We run Ziggy, an autonomous AI agent on an NVIDIA DGX Spark. Qwen 2.5 32B, local inference, no cloud. When we looked at OpenClaw for tool-calling and automation, the architecture was sound but the infrastructure was built for cloud-scale deployments.
We needed the patterns without the weight.
Lane-based serial execution. Context window guards. Skill files. Provider fallback. These are the things that make an agent reliable with a small quantised model. The gateway server, channel adapters, web dashboard, and browser automation are not.
ClawLite is what we extracted. ~500 lines of actual logic. Everything OpenClaw got right about agent reliability, nothing it got heavy about.
If you are running a local model and want an agent that can actually use tools without fumbling, this is for you.
Serial by default, parallel only when you say so. No race conditions. No interleaved garbage.
Drop markdown in skills/ to shape behaviour.
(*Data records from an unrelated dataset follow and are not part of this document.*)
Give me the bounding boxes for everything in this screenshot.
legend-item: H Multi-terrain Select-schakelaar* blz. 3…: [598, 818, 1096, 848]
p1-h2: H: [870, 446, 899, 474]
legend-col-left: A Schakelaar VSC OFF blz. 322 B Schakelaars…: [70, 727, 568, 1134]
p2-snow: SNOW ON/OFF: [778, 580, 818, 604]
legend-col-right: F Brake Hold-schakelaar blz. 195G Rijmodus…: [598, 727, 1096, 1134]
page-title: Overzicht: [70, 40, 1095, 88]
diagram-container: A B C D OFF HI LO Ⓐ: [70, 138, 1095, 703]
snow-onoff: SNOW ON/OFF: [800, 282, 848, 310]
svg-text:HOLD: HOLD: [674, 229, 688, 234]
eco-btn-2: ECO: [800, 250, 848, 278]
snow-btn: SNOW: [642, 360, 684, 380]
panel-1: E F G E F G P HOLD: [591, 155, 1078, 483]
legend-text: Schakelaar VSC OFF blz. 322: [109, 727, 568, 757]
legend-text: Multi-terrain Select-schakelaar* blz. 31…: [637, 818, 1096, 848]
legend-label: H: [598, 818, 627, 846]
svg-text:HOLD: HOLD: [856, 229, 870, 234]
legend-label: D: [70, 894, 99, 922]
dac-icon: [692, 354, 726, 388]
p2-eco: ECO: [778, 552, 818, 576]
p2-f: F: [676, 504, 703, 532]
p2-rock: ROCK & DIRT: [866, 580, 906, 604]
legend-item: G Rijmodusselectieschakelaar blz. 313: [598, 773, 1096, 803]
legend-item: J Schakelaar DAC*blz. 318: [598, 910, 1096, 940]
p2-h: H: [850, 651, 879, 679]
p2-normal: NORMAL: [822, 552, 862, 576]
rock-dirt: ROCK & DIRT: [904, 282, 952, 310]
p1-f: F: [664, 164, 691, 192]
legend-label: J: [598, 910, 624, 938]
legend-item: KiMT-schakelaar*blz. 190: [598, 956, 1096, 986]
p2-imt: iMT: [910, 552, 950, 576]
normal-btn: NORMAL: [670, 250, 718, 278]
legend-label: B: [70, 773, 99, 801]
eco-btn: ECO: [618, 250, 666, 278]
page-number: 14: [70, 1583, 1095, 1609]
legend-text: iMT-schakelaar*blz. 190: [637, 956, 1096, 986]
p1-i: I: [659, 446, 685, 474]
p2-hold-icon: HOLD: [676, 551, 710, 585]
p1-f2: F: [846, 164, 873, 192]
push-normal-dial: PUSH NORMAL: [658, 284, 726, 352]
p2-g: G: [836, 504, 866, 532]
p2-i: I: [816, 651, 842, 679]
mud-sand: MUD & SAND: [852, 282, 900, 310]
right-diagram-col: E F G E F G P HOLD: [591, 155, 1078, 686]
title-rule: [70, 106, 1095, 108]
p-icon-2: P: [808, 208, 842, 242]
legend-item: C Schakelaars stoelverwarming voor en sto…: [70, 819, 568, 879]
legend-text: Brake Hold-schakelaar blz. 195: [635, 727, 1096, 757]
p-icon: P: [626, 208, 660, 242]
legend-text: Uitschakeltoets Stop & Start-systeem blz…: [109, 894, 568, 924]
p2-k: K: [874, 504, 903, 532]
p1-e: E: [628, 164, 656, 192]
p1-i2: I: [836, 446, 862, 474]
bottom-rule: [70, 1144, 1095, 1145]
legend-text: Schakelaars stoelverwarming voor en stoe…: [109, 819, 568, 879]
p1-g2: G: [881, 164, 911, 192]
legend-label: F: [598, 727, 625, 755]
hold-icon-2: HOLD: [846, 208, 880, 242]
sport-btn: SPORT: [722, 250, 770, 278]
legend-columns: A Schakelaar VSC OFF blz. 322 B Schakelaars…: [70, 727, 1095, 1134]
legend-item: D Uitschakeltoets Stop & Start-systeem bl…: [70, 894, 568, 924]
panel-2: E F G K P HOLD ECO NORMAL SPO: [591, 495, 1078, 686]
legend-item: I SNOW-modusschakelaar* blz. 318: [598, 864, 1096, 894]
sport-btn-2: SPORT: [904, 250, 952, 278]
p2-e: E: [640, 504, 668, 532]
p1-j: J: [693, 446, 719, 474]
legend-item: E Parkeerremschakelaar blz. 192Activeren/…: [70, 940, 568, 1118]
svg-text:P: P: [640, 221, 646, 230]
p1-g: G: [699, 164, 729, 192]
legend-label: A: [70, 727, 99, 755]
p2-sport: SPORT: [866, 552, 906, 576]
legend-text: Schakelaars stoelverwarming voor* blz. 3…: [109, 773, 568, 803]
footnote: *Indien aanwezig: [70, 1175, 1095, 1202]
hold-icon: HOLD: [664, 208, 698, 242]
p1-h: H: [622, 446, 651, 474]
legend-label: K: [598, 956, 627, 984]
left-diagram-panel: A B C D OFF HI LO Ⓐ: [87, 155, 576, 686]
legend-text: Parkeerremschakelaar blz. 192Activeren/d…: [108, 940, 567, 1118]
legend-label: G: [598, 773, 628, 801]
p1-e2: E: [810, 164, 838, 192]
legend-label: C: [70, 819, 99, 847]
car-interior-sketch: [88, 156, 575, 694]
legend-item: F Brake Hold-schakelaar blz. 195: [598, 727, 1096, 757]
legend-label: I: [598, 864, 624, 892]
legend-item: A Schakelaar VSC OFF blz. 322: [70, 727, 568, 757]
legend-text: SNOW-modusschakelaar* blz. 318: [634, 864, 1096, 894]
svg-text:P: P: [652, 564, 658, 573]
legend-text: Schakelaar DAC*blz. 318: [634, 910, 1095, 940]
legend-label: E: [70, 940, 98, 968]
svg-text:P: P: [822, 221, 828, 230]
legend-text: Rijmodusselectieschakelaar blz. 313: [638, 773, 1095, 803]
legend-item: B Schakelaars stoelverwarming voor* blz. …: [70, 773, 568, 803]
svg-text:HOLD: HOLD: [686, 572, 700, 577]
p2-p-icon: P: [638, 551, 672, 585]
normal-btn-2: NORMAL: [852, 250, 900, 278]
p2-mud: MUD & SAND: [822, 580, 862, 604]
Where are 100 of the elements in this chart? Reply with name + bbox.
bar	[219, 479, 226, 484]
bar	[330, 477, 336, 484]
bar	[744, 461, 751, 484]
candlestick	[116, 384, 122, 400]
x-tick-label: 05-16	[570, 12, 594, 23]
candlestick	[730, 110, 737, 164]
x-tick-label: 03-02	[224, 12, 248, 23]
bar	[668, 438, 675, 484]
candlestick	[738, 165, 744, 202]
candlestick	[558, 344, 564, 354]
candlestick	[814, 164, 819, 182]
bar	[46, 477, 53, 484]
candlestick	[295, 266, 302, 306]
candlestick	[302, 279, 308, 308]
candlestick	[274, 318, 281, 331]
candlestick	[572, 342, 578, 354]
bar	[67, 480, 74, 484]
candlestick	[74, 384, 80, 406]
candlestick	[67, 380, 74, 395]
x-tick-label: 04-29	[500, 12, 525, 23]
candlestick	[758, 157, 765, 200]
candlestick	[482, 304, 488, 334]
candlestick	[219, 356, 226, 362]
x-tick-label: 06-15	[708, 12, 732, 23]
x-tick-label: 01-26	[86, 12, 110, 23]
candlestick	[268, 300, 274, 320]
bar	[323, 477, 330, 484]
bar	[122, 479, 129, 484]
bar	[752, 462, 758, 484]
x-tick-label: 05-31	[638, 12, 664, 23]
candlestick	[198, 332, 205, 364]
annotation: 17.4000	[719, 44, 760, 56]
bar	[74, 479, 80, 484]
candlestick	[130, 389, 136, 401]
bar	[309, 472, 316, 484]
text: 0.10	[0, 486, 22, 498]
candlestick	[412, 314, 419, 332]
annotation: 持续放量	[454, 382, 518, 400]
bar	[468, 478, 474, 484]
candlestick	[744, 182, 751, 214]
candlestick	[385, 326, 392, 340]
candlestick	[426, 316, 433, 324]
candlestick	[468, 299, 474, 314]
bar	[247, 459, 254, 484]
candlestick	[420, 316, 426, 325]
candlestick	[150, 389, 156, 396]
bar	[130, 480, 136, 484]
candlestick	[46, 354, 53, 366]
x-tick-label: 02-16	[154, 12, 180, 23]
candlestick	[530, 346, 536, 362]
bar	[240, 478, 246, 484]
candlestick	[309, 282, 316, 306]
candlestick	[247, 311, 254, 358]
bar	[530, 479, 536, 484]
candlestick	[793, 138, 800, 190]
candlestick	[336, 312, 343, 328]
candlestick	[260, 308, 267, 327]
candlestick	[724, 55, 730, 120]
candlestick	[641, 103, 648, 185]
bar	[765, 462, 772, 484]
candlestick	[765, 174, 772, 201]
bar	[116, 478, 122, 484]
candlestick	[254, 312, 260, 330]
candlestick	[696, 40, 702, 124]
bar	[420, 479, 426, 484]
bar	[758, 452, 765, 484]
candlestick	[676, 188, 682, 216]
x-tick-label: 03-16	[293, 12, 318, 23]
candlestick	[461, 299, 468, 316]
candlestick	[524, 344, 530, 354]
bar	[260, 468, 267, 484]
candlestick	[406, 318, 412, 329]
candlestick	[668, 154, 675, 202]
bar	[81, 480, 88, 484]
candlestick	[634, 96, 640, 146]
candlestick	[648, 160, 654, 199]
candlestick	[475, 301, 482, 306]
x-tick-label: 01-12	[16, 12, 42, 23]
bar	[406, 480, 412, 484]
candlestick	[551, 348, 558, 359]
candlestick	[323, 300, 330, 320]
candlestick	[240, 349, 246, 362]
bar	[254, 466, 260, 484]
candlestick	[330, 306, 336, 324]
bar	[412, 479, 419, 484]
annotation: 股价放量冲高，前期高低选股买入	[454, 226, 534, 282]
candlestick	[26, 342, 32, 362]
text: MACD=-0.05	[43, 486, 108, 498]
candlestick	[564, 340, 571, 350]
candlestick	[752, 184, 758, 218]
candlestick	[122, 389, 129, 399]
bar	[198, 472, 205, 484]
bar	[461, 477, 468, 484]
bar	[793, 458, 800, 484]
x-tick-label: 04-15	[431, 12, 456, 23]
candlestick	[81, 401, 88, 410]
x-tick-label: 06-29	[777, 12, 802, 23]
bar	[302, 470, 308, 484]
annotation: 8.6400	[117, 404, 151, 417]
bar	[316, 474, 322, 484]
Trigger keywords for dynamic loading. Configure with text, not code.
Approve a shell command once, it remembers. No re-prompting every session for the same git push.
Automatic compaction at 80%. Summarises older turns before you hit the wall. Critical at 16K context.
Small quants fumble parallel calls. Serial tool execution is more reliable with Qwen, Llama, Mistral.
Ollama goes down, Groq API catches it. Automatically. No broken pipelines at 3am.